La table est-elle prête?

Image tirée de www.liberation.fr

Bien que j’aie été subjuguée par le journalisme beaucoup plus que par la philologie, par son dynamisme, son contact direct avec la réalité et son actualité, il y a des pilules amères que j’aurais préféré éviter avaler. Parmi elles le fait de devoir regarder tous les journaux télévisés officiels, d’être pendue à la moindre déclaration gouvernementale et d’écouter chaque discours que le pouvoir prononce. Parfois, je me souviens avec nostalgie de ma vie d’avant où j’éteignais la télé, où je baissais le son sans même prendre connaissance des éphémérides. Mais ce temps est maintenant révolu pour moi. Par contre, je continue de croiser des gens qui ignorent si on est lundi ou vendredi et qui ne savent pas si l’Assemblée Nationale s’est déjà réunie cette année ou si elle est sur le point de le faire. Des personnes qui flottent dans la neurasthénie, dans le désintérêt par rapport à ce qu’il se passe, et leur apathie se transforme en le meilleur des bouillons de culture pour le contrôle politique.

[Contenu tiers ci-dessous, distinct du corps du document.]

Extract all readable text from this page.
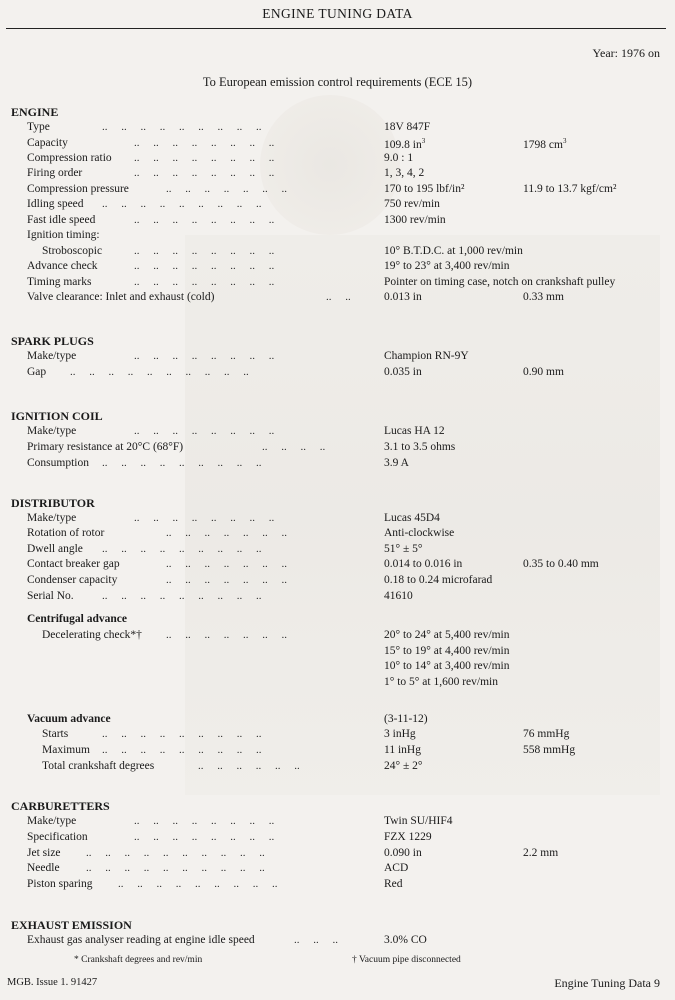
ENGINE TUNING DATA
Year: 1976 on
To European emission control requirements (ECE 15)
ENGINE
Type	..     ..     ..     ..     ..     ..     ..     ..     ..	18V 847F
Capacity	..     ..     ..     ..     ..     ..     ..     ..	109.8 $in^3$	1798 $cm^3$
Compression ratio ..     ..     ..     ..     ..     ..     ..     ..	9.0 : 1
Firing order	..     ..     ..     ..     ..     ..     ..     ..	1, 3, 4, 2
Compression pressure	..     ..     ..     ..     ..     ..     ..	170 to 195 lbf/in²	11.9 to 13.7 kgf/cm²
Idling speed ..     ..     ..     ..     ..     ..     ..     ..     ..	750 rev/min
Fast idle speed	..     ..     ..     ..     ..     ..     ..     ..	1300 rev/min
Ignition timing:
Stroboscopic	..     ..     ..     ..     ..     ..     ..     ..	10° B.T.D.C. at 1,000 rev/min
Advance check	..     ..     ..     ..     ..     ..     ..     ..	19° to 23° at 3,400 rev/min
Timing marks	..     ..     ..     ..     ..     ..     ..     ..	Pointer on timing case, notch on crankshaft pulley
Valve clearance: Inlet and exhaust (cold)	..     ..	0.013 in	0.33 mm
SPARK PLUGS
Make/type	..     ..     ..     ..     ..     ..     ..     ..	Champion RN-9Y
Gap ..     ..     ..     ..     ..     ..     ..     ..     ..     ..	0.035 in	0.90 mm
IGNITION COIL
Make/type	..     ..     ..     ..     ..     ..     ..     ..	Lucas HA 12
Primary resistance at 20°C (68°F)	..     ..     ..     ..	3.1 to 3.5 ohms
Consumption ..     ..     ..     ..     ..     ..     ..     ..     ..	3.9 A
DISTRIBUTOR
Make/type	..     ..     ..     ..     ..     ..     ..     ..	Lucas 45D4
Rotation of rotor	..     ..     ..     ..     ..     ..     ..	Anti-clockwise
Dwell angle ..     ..     ..     ..     ..     ..     ..     ..     ..	51° ± 5°
Contact breaker gap	..     ..     ..     ..     ..     ..     ..	0.014 to 0.016 in	0.35 to 0.40 mm
Condenser capacity	..     ..     ..     ..     ..     ..     ..	0.18 to 0.24 microfarad
Serial No.	..     ..     ..     ..     ..     ..     ..     ..     ..	41610
Centrifugal advance
Decelerating check*† ..     ..     ..     ..     ..     ..     ..	20° to 24° at 5,400 rev/min
15° to 19° at 4,400 rev/min
10° to 14° at 3,400 rev/min
1° to 5° at 1,600 rev/min
Vacuum advance	(3-11-12)
Starts	..     ..     ..     ..     ..     ..     ..     ..     ..	3 inHg	76 mmHg
Maximum ..     ..     ..     ..     ..     ..     ..     ..     ..	11 inHg	558 mmHg
Total crankshaft degrees	..     ..     ..     ..     ..     ..	24° ± 2°
CARBURETTERS
Make/type	..     ..     ..     ..     ..     ..     ..     ..	Twin SU/HIF4
Specification	..     ..     ..     ..     ..     ..     ..     ..	FZX 1229
Jet size ..     ..     ..     ..     ..     ..     ..     ..     ..     ..	0.090 in	2.2 mm
Needle ..     ..     ..     ..     ..     ..     ..     ..     ..     ..	ACD
Piston sparing ..     ..     ..     ..     ..     ..     ..     ..     ..	Red
EXHAUST EMISSION
Exhaust gas analyser reading at engine idle speed	..     ..     ..	3.0% CO
* Crankshaft degrees and rev/min	† Vacuum pipe disconnected
MGB. Issue 1. 91427	Engine Tuning Data 9
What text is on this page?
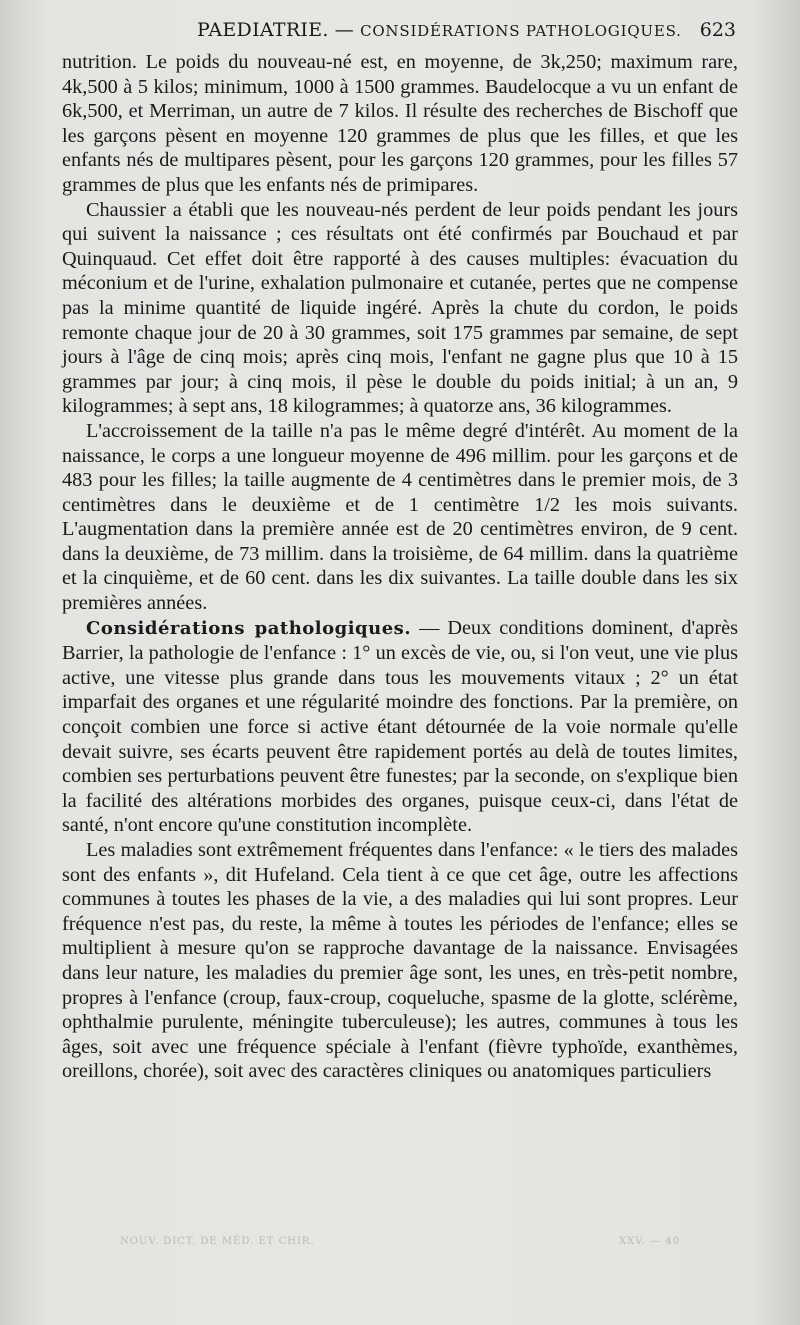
PAEDIATRIE. — CONSIDÉRATIONS PATHOLOGIQUES. 623

nutrition. Le poids du nouveau-né est, en moyenne, de 3k,250; maximum rare, 4k,500 à 5 kilos; minimum, 1000 à 1500 grammes. Baudelocque a vu un enfant de 6k,500, et Merriman, un autre de 7 kilos. Il résulte des recherches de Bischoff que les garçons pèsent en moyenne 120 grammes de plus que les filles, et que les enfants nés de multipares pèsent, pour les garçons 120 grammes, pour les filles 57 grammes de plus que les enfants nés de primipares.

Chaussier a établi que les nouveau-nés perdent de leur poids pendant les jours qui suivent la naissance ; ces résultats ont été confirmés par Bouchaud et par Quinquaud. Cet effet doit être rapporté à des causes multiples: évacuation du méconium et de l'urine, exhalation pulmonaire et cutanée, pertes que ne compense pas la minime quantité de liquide ingéré. Après la chute du cordon, le poids remonte chaque jour de 20 à 30 grammes, soit 175 grammes par semaine, de sept jours à l'âge de cinq mois; après cinq mois, l'enfant ne gagne plus que 10 à 15 grammes par jour; à cinq mois, il pèse le double du poids initial; à un an, 9 kilogrammes; à sept ans, 18 kilogrammes; à quatorze ans, 36 kilogrammes.

L'accroissement de la taille n'a pas le même degré d'intérêt. Au moment de la naissance, le corps a une longueur moyenne de 496 millim. pour les garçons et de 483 pour les filles; la taille augmente de 4 centimètres dans le premier mois, de 3 centimètres dans le deuxième et de 1 centimètre 1/2 les mois suivants. L'augmentation dans la première année est de 20 centimètres environ, de 9 cent. dans la deuxième, de 73 millim. dans la troisième, de 64 millim. dans la quatrième et la cinquième, et de 60 cent. dans les dix suivantes. La taille double dans les six premières années.

Considérations pathologiques. — Deux conditions dominent, d'après Barrier, la pathologie de l'enfance : 1° un excès de vie, ou, si l'on veut, une vie plus active, une vitesse plus grande dans tous les mouvements vitaux ; 2° un état imparfait des organes et une régularité moindre des fonctions. Par la première, on conçoit combien une force si active étant détournée de la voie normale qu'elle devait suivre, ses écarts peuvent être rapidement portés au delà de toutes limites, combien ses perturbations peuvent être funestes; par la seconde, on s'explique bien la facilité des altérations morbides des organes, puisque ceux-ci, dans l'état de santé, n'ont encore qu'une constitution incomplète.

Les maladies sont extrêmement fréquentes dans l'enfance: « le tiers des malades sont des enfants », dit Hufeland. Cela tient à ce que cet âge, outre les affections communes à toutes les phases de la vie, a des maladies qui lui sont propres. Leur fréquence n'est pas, du reste, la même à toutes les périodes de l'enfance; elles se multiplient à mesure qu'on se rapproche davantage de la naissance. Envisagées dans leur nature, les maladies du premier âge sont, les unes, en très-petit nombre, propres à l'enfance (croup, faux-croup, coqueluche, spasme de la glotte, sclérème, ophthalmie purulente, méningite tuberculeuse); les autres, communes à tous les âges, soit avec une fréquence spéciale à l'enfant (fièvre typhoïde, exanthèmes, oreillons, chorée), soit avec des caractères cliniques ou anatomiques particuliers

NOUV. DICT. DE MÉD. ET CHIR.	XXV. — 40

Ainsi, hier jeudi très tôt, j’ai fait un effort pour écouter l’allocution du premier Vice-président des Conseils d’Etat et des Ministres. Depuis déjà des semaines, la rue est en ébullition face aux rumeurs disant que la réforme migratoire tant attendue va être annoncée ce 26 juillet. Mais rien qu’en découvrant que l’orateur de la journée allait être José Ramón Machado Ventura, j’ai su qu’il n’y aurait aucune nouveauté, et encore moins de nouvelles annonçant des changements substantiels. Au lieu de cela, l’orthodoxe homme politique a assuré que « les ennemis de la Révolution, aussi bien ceux de l’intérieur que ceux de l’extérieur -sous couvert de critique contre une supposée lenteur ou un supposé manque d’audace dans les mesures adoptées- cachent leurs intentions véritables qui sont de restaurer le régime d’opprobre en vigueur à Cuba avant 1959 ». Bref, selon ce monsieur, ceux qui critiquent le manque de profondeur et de vitesse des changements raulistes, sont en réalité des adeptes cachés de Batista. Il semble qu’ils soient nombreux, car il est rare que j’entende qui que ce soit être d’accord avec le rythme des transformations qui sont mises en œuvre. Je suppose que les « ennemis » de l’intérieur -selon cette définition extrémiste- pourraient avoisiner les 11 millions de personnes.

Mais le moment où j’ai failli m’en prendre à l’écran, c’est en écoutant Raul Castro dire que « la table » était « prête » pour dialoguer avec les Etats-Unis. Une phrase qui rend les armes, une phrase de complaisance envers l’étranger… qui est insultante pour nous qui cherchons à tendre vers une Cuba réellement souveraine. Comment est-il possible qu’un gouvernement soit prêt à discuter avec une administration étrangère et se bouche pourtant les oreilles face aux critiques qui jaillissent de son propre sol? Comment un système qui se targue d’être farouchement « anti-impérialiste » finit par préférer s’asseoir à table avec le voisin du Nord avant d’écouter son propre peuple et de débattre avec lui? Les extrêmes finissent toujours par se rejoindre et, dans cette bataille de cinquante ans contre les administrations nord-américaines, le castrisme a été plus pendu aux lèvres -et dépendant- de la Maison Blanche qu’attentif aux voix nationales.

Voilà, j’aimerais parfois revivre ces années où je n’allumais pas la télé, où je n’écoutais pas les discours, où je ne décortiquais pas les déclarations officielles. Une époque où je ne savais pas si nous étions le 26 juillet ou le 15 août, où je n’écoutais pas non plus les politiques locaux parler de la patrie comme d’une nappe, d’une assiette, d’une cuillère.